Regarding the debug, the look-up in the StringManager is likely to be much faster than the throwing of the Exception that triggers this look-up. Performance is pretty much a lost cause once an Exception has been thrown.
Comment 8 Paul Gaylie 2015-02-11 02:29:51 UTC
Hi Mark,

Great that you found the bug.

Exactly what code needed to be updated? Just curious where the proper fix needed to be applied - was driving me nuts.
Comment 9 Mark Thomas 2015-02-11 09:23:05 UTC
See r1658734 and r1658790.
Comment 10 Mark Thomas 2015-03-24 22:27:32 UTC
*** Bug 57750 has been marked as a duplicate of this bug. ***
Comment 11 Paul Gaylie 2015-05-14 20:32:21 UTC
Mark,

It looks like you fixed this is version 8.0.19 but this version is not released.

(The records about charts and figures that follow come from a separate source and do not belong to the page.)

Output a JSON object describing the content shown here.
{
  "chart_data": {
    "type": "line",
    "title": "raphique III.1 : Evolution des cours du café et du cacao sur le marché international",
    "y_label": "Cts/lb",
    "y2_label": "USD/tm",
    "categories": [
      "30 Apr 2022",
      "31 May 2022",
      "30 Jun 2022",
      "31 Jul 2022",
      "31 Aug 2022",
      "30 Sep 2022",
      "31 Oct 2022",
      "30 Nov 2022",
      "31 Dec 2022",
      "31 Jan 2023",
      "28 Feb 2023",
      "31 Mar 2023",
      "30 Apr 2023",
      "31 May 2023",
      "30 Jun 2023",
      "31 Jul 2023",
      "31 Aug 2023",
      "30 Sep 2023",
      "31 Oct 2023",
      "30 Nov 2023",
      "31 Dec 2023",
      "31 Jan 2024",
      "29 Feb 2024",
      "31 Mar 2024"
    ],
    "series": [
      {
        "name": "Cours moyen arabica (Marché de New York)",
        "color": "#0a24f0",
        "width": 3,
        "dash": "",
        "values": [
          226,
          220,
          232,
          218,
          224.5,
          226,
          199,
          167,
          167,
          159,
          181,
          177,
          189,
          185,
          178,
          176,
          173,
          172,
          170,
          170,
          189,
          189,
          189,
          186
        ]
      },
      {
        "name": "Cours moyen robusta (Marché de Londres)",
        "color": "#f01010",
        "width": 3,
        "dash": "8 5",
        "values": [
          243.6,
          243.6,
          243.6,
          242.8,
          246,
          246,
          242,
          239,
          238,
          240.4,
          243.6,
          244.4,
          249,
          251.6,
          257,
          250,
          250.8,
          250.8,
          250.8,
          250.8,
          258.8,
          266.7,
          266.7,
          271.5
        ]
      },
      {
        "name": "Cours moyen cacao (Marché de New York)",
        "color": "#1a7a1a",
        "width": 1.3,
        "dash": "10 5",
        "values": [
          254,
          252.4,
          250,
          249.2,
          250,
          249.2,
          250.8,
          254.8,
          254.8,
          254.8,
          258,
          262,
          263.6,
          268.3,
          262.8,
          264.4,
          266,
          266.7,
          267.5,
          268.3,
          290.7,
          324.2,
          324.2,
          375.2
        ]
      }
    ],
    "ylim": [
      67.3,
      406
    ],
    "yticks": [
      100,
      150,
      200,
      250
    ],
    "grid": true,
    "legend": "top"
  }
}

Any time frame when this fix will be available?

Thanks, Paul
Comment 12 Chuck Caldarale 2015-05-14 20:49:03 UTC
(In reply to Paul Gaylie from comment #11)
> It looks like you fixed this is version 8.0.19 but this version is not
> released. Any time frame when this fix will be available?

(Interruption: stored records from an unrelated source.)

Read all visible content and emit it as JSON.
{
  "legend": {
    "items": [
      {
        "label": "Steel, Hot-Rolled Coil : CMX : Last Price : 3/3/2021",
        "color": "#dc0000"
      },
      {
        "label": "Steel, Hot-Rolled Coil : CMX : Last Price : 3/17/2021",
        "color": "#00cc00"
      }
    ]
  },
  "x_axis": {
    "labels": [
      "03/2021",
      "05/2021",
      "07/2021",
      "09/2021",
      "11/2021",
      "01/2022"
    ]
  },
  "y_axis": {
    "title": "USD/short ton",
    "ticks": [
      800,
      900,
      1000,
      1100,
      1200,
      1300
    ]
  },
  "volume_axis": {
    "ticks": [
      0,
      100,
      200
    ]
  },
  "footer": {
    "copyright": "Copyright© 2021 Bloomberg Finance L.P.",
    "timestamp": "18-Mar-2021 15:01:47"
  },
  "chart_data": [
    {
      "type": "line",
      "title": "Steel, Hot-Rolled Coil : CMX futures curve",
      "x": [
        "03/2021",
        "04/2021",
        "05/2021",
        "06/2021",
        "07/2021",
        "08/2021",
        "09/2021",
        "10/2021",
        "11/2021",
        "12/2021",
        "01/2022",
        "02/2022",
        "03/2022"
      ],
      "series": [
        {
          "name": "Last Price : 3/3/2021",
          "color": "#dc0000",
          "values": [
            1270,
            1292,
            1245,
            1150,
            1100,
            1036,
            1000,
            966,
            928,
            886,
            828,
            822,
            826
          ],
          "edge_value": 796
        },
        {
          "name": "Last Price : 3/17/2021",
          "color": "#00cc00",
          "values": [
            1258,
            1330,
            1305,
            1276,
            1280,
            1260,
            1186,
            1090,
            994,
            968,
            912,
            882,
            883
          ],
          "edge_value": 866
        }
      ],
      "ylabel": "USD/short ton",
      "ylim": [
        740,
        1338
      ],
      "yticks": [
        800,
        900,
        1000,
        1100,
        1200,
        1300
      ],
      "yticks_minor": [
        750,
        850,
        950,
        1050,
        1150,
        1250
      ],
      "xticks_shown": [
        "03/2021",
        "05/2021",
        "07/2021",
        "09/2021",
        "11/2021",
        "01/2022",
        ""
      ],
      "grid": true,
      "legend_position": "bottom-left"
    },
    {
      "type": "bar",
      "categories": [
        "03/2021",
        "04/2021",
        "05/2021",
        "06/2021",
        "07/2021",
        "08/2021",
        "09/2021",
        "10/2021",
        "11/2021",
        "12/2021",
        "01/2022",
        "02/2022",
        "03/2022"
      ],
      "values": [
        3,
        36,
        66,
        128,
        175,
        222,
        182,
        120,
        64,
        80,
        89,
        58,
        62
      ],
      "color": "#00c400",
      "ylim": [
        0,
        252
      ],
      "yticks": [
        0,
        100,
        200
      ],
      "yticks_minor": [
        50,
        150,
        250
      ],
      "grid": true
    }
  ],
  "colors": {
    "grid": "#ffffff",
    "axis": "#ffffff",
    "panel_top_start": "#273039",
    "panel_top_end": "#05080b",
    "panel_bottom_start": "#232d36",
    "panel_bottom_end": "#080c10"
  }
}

It's available now - download the current 8.0.22 version.  Changes are cumulative, so the fix has been in all releases beyond 8.0.19.
Comment 13 Paul Gaylie 2015-06-24 17:49:24 UTC
Created attachment 32854 [details]
Screen Shot from hprof

Guys,

I installed Tomcat 8.0.22 on our production server. Unfortunately, the memory leak is still there. If you look at the attachment TomcatLeak2.jpg you will see 2,968 items in the connections HashMap. There should be 1,718. I am not sure what to suggest other than re-running the connection crash test. I can send you the hprof file but it is over 1 GB.
Comment 14 Mark Thomas 2015-06-24 18:37:03 UTC
(In reply to Paul Gaylie from comment #13)
> Created attachment 32854 [details]
> Screen Shot from hprof
> 
> Guys,

Please consider using a more gender neutral form of address when addressing the Tomcat committers.

> I installed Tomcat 8.0.22 on our production server. Unfortunately, the
> memory leak is still there. If you look at the attachment TomcatLeak2.jpg
> you will see 2,968 items in the connections HashMap. There should be 1,718.
> I am not sure what to suggest other than re-running the connection crash
> test. I can send you the hprof file but it is over 1 GB.

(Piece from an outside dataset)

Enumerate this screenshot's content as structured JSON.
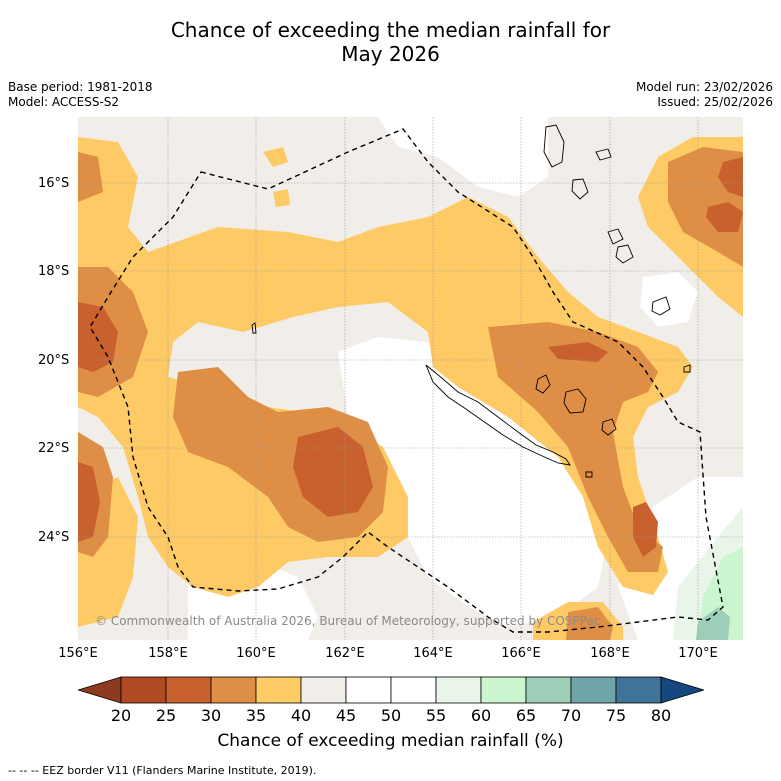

It looks like there are multiple issues. Please open a new bug. As with any bug, you'll need to provide the steps to reproduce the issue on a clean install of the latest stable release of the version (8.0.x in this case) where you see the issue.
Comment 15 Jan 2016-02-29 15:23:03 UTC
Hi,

I'm afraid we're facing the same problem with Tomcat 7.0.67 and 8.0.32. Paul, can you confirm that this bug is fixed now?
Comment 16 chinanzio 2016-04-03 15:53:00 UTC
Hello, i am facing a similar problem ...
Tomcat 8.0.23 and 8.0.33
Linux

Using jconsole i can see how memory grows till virtual machine crashes, i have to restart tomcat every 5 or 6 days

I am usng a tool called Memory ANalyzer for eclipse http://www.eclipse.org/mat/ and, after a memory dump, it says the following

One instance of "org.apache.coyote.http11.Http11NioProtocol$Http11ConnectionHandler" loaded by "java.net.URLClassLoader @ 0xe5613ed8" occupies 101,526,264 (48.71%) bytes. The memory is accumulated in one instance of "java.util.concurrent.ConcurrentHashMap$Node[]" loaded by "<system class loader>".

Keywords
java.util.concurrent.ConcurrentHashMap$Node[]
org.apache.coyote.http11.Http11NioProtocol$Http11ConnectionHandler
java.net.URLClassLoader @ 0xe5613ed8


in a few days it is going to occupy 99.99% of the memory.

Do you need more info ? ... i don't know how to reproduce it ...
I was using tomcat 8.0.12 a few month ago, i don't remember if it was also happening ... i am going to try it out next restart ...

Cheers
Comment 17 Mark Thomas 2016-04-03 18:37:23 UTC
(In reply to chinanzio from comment #16)

This bug has been fixed.

There is nothing in comment #16 that suggests that you are seeing the same bug. To repeat earlier advice:

Please open a new bug. As with any bug, you'll need to provide the steps to reproduce the issue on a clean install of the latest stable release of the version (8.0.x in this case) where you see the issue.